The study utilized Graph Convolutional Networks (GCNs) to extract features from similarity networks and meta-path networks. To enhance information interaction across different views, a shared unit was designed, which facilitates feature fusion between similarity views and meta-path views through linear operation modules. The introduction of shared units enables the model to more effectively capture latent information across views, thereby improving prediction accuracy.

3. Multi-Channel Attention Mechanism

To adjust the contribution of different similarity views to the prediction results, a multi-channel attention mechanism was introduced. This mechanism calculates the importance coefficients of each view through global average pooling and fully connected layers and integrates features from multiple similarity views using convolutional neural networks. Experimental results demonstrate that the attention mechanism significantly enhances model performance.

4. Contrastive Learning

The study also adopted a contrastive learning strategy to enhance feature representation by maximizing similarity within positive samples and minimizing similarity between negative samples. The introduction of contrastive learning further improved the model’s ability to capture circRNA-disease associations.

5. Model Training and Evaluation

The model was trained using the Adam optimizer, and its performance was evaluated through five-fold cross-validation. Experimental results show that MSMCDA significantly outperforms other baseline methods in terms of AUC (Area Under the Curve) and AUPR (Area Under the Precision-Recall Curve) across all five datasets. For example, on the circR2Disease dataset, MSMCDA achieved an AUC of 0.976, surpassing the second-best method by 0.022.

6. Case Studies

To validate the model’s effectiveness in practical applications, case studies were conducted on colorectal cancer, gastric cancer, and non-small cell lung cancer. By removing known circRNA-disease associations and retraining the model, the study successfully predicted several new associations, which were validated through literature review. For instance, the predicted association between circ-ZNF609 and colorectal cancer has been experimentally confirmed, demonstrating the value of MSMCDA in discovering novel circRNA-disease associations.

Conclusion and Significance

By introducing shared units and multi-channel attention mechanisms, MSMCDA successfully addresses the shortcomings of existing methods in utilizing multi-view information and adjusting view importance. Experimental results demonstrate that this method has significant advantages in predicting circRNA-disease associations and can provide new biomarkers and targets for disease diagnosis and treatment. Additionally, the open-source implementation of MSMCDA offers a valuable tool for other researchers, facilitating further advancements in circRNA-related studies.

Research Highlights

  1. Design of Shared Units: Facilitates information interaction between similarity views and meta-path views, significantly enhancing the model’s predictive capabilities.
  2. Multi-Channel Attention Mechanism: Adaptively adjusts the importance of different views, optimizing the feature integration process.
  3. Application of Contrastive Learning: Enhances feature representation, further improving model performance.
  4. Validation Across Multiple Datasets: Experiments on five public datasets demonstrate the robustness and generalizability of MSMCDA.
  5. Practical Application Value: Case studies validate the model’s utility in discovering novel circRNA-disease associations.

Future Outlook

Although MSMCDA has achieved notable results, the research team also identified its limitations.

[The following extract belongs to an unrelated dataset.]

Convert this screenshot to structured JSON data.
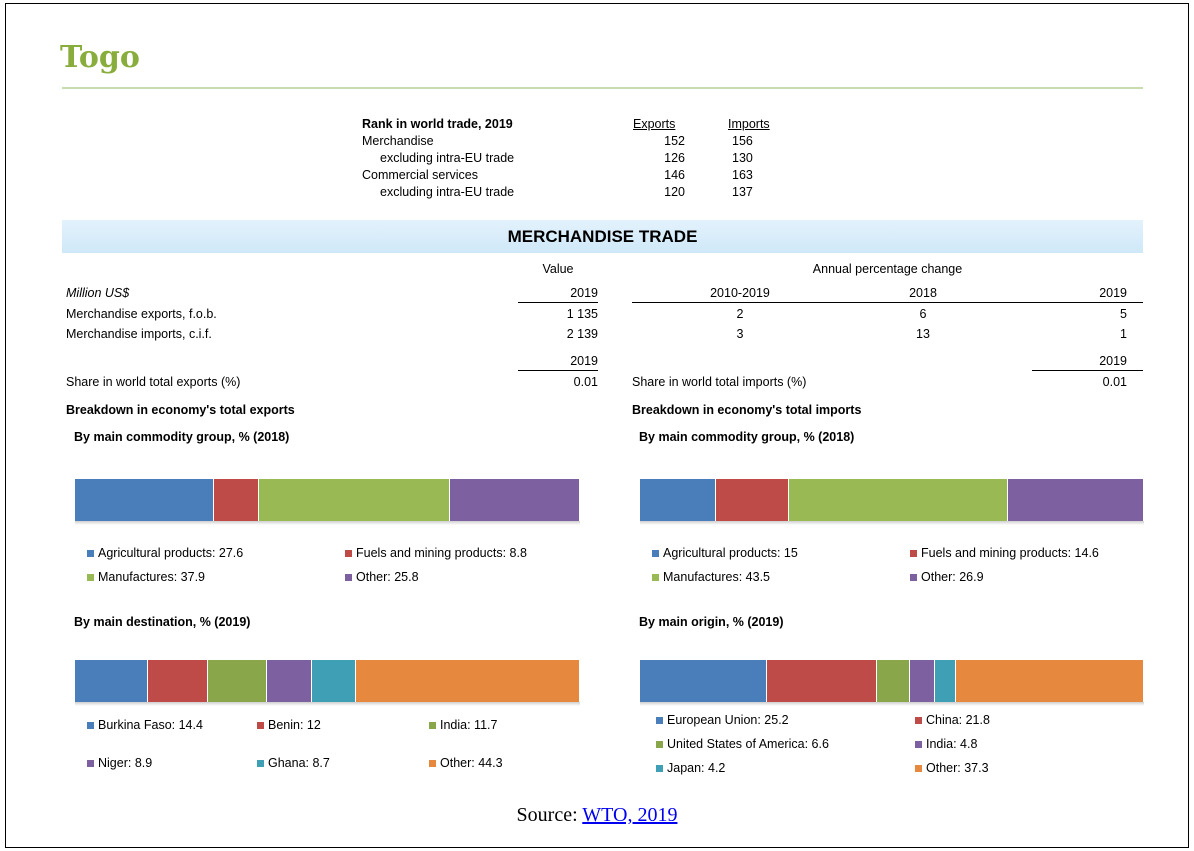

For instance, the current number of meta-paths is limited, and future work could introduce more meta-paths to capture more comprehensive information. Additionally, integrating more types of biological data (e.g., gene expression data and protein interaction data) could further enhance the model’s predictive performance. The research team plans to explore these directions in future work to further improve the application value of MSMCDA.